Some companies save the cost of certification and give themselves a competitive advantage, albeit, an illegal advantage, by not certifying their fau­cets. Our in-house mathematician, using all of his fingers and toes, calculated that the various certification, filing, and registration requirements add up to $26.80 to the cost of a single fau­cet, so the cost savings to the fau­cet company can be substantial. But, since fau­cet certification lists are public documents, it's simple to find out which companies are cheating.

Companies that sell uncertified fau­cets are identified in our reviews. We base our conclusions on the status of a company's certifications on public records published by each certifying agency. A company that does not own a public certification listing is not selling certified fau­cets no matter how loudly it claims that it is.

Footnotes:

1. Wald, Matthew L. "A New Standard For Lead in Faucets" New York Times Archive, Nov. 3, 1994, accessed Apr. 21, 2016. Raloff, Janet "Lead-free?
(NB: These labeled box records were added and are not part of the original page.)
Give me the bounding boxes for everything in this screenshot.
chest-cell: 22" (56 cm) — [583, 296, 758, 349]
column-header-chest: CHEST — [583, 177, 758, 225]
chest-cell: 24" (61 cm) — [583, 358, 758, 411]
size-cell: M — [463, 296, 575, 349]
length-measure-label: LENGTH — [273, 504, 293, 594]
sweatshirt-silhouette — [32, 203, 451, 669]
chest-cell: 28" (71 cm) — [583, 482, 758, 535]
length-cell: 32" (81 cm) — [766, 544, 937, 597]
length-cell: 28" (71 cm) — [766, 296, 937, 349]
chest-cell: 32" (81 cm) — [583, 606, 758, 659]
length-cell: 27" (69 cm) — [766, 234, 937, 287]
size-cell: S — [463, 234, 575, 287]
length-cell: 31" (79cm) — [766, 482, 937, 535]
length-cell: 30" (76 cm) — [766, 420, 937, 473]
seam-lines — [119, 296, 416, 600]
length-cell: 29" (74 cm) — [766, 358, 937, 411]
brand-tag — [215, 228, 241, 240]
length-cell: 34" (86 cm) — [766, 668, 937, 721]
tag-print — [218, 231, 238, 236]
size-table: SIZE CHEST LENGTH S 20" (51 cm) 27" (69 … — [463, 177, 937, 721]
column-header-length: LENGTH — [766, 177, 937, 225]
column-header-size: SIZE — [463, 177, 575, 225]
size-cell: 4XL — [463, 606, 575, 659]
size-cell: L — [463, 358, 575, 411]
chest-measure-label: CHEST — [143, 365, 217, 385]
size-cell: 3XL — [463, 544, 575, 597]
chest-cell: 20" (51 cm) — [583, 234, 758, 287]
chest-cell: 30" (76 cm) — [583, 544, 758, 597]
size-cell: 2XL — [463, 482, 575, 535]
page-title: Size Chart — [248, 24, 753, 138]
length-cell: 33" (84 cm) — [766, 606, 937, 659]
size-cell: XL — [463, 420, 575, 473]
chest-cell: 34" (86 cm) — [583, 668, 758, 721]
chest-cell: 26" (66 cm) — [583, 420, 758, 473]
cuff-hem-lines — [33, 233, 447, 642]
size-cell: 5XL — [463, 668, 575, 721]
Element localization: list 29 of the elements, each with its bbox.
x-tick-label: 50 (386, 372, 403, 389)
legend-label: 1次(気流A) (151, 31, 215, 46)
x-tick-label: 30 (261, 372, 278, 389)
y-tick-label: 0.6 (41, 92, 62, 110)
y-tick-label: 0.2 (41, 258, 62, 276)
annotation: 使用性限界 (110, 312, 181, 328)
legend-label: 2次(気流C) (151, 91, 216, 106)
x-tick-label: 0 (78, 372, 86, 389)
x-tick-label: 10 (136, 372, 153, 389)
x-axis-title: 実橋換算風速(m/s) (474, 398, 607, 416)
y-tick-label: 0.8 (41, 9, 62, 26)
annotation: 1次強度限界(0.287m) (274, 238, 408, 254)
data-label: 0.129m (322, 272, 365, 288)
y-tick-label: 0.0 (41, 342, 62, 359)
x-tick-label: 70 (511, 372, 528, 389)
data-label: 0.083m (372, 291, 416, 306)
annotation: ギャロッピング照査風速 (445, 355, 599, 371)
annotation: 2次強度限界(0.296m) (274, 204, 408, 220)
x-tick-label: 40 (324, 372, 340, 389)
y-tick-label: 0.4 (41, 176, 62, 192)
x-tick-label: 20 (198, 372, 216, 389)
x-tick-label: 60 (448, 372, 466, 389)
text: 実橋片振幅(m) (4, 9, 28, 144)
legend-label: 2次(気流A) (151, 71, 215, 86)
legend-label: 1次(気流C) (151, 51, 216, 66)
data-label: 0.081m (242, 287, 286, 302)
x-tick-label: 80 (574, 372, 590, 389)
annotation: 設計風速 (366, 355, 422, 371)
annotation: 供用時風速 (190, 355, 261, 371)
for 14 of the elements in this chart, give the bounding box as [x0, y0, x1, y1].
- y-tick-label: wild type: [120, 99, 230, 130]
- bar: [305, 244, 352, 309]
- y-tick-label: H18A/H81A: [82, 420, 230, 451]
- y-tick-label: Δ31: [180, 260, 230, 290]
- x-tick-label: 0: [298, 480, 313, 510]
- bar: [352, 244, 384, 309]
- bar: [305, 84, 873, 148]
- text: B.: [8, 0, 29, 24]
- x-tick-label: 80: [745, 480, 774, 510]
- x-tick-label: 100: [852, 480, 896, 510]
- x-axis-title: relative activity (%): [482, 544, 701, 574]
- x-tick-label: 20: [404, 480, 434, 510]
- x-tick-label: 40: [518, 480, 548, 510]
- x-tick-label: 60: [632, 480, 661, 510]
Faucets are Anything But" Science & the Public Oct. 30, 2008, accessed Apr. 21, 2016

2. PEX is flexible cross-linked polyethylene tubing used in plumbing to replace copper pipes. It is about 1/3rd the price of copper pipe, is easier to install, resists damage from freezing, and will not corrode. It can be bent around curves, so fewer joints are required. Joints are always a potential source of leaks.

3. While lead gets all the publicity, NSF 61 actually requires testing for the presence of about 1,800 substances including metals, chemicals, and organic compounds. The testing is in two parts. The first part determines whether a banned substance is present in the water passing through a fau­cet in any measurable amount. If it is, then a second test determines whether it exceeds the maximum amount set out in the standard. If so, the fau­cet fails and will not be certified.